Je te ferai revoir tes foyers, la patrie,
Tes parents, si les dieux ont épargné leur vie.
Car tout mortel errant nourrit un long amour
D’aller revoir le sol qui lui donna le jour.
Mon hôte, tu franchis le seuil de ma famille
À l’heure qui jadis a vu naître ma fille.
Salut ! Vois, l’on t’apporte et la table et le pain :
Sieds-toi. Tu vas d’abord rassasier ta faim.
Puis, si nulle raison ne te force au mystère,
Tu nous diras ton nom, ta patrie et ton père. »

Il retourne à sa place après que l’indigent
S’est assis. Sur ses mains de l’aiguière d’argent
Par une jeune esclave une eau pure est versée.
Une table de cèdre, où l’éponge est passée,
S’approche, et vient offrir à son avide main
Et les fumantes chairs sur le disque d’airain.

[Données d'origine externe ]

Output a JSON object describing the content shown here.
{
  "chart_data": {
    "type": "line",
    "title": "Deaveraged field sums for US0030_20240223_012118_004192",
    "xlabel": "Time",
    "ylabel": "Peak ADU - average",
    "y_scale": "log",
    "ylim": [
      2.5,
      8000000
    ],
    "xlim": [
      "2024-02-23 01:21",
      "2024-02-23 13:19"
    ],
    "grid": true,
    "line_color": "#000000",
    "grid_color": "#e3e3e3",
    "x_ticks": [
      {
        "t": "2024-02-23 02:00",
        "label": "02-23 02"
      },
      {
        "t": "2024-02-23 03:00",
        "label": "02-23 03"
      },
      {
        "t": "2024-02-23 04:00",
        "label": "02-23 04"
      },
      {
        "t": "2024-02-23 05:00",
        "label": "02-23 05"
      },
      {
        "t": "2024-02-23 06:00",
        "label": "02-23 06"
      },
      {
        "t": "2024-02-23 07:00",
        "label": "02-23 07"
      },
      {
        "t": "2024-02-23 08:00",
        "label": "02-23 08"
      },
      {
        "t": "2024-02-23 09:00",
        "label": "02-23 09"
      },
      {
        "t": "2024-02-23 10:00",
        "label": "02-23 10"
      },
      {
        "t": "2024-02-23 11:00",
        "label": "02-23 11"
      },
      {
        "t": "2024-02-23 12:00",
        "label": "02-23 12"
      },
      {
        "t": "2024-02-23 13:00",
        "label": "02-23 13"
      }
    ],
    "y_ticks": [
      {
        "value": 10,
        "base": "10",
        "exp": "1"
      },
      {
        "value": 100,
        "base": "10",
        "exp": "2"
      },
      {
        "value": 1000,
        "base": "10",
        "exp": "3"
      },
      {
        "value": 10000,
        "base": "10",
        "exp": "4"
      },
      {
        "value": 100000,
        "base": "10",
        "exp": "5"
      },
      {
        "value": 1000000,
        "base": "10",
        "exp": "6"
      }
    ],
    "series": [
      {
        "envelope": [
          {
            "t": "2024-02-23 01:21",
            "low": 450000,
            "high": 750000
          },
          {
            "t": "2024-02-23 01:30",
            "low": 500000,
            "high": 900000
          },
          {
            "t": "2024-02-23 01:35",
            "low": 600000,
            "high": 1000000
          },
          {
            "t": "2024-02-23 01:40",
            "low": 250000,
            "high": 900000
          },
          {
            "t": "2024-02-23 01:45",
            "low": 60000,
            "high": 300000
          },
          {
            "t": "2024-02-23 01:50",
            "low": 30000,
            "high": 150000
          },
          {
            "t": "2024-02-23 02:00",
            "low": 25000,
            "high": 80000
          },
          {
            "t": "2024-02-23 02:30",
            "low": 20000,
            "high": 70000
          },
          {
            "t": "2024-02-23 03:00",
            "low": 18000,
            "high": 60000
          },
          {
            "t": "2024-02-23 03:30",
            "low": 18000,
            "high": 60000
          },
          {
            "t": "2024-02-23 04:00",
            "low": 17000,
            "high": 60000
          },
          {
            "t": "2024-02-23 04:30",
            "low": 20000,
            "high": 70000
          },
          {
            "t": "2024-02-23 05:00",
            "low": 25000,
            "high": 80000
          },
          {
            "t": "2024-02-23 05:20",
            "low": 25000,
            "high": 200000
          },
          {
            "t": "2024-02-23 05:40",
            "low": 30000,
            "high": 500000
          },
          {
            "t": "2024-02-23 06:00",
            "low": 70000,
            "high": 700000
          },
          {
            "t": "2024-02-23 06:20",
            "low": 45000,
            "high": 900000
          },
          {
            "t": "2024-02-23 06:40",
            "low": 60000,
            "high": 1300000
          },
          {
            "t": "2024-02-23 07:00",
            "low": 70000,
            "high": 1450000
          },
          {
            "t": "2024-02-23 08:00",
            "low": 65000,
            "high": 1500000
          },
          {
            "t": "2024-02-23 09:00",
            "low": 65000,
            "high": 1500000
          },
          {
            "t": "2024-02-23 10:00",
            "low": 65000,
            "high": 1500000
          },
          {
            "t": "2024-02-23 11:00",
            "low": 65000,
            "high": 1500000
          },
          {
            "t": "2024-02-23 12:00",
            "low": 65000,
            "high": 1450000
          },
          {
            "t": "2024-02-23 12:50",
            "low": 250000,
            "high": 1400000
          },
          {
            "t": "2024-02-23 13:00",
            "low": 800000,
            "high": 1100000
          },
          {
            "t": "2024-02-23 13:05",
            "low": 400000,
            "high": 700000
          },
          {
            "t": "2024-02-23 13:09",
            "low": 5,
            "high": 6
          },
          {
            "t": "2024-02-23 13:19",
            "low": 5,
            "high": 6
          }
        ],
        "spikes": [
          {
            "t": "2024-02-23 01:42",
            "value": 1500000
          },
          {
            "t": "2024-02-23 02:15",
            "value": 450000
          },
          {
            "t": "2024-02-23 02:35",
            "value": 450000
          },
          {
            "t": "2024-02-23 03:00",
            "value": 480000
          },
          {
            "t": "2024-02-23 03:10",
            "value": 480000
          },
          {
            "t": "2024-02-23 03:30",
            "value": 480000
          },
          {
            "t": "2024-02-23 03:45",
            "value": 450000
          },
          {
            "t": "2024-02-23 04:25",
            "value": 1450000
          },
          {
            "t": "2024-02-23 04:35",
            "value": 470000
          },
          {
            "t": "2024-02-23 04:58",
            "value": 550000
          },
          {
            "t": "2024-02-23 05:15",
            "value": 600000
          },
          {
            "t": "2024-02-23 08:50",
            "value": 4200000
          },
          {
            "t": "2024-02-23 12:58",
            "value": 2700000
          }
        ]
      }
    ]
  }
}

Et l’amphore vineuse, et la coupe aux deux anses.
« Mange et bois, dit Lycus ; oublions les souffrances.
Ami, leur lendemain est, dit-on, un beau jour. »
....................

Bientôt Lycus se lève et fait emplir sa coupe,
Et veut que l’échanson verse à toute la troupe :
« Pour boire à Jupiter qui nous daigne envoyer
L’étranger devenu l’hôte de mon foyer. »
Le vin de main en main va coulant à la ronde ;
Lycus lui-même emplit une coupe profonde,
L’envoie à l’étranger. « Salut, mon hôte, bois.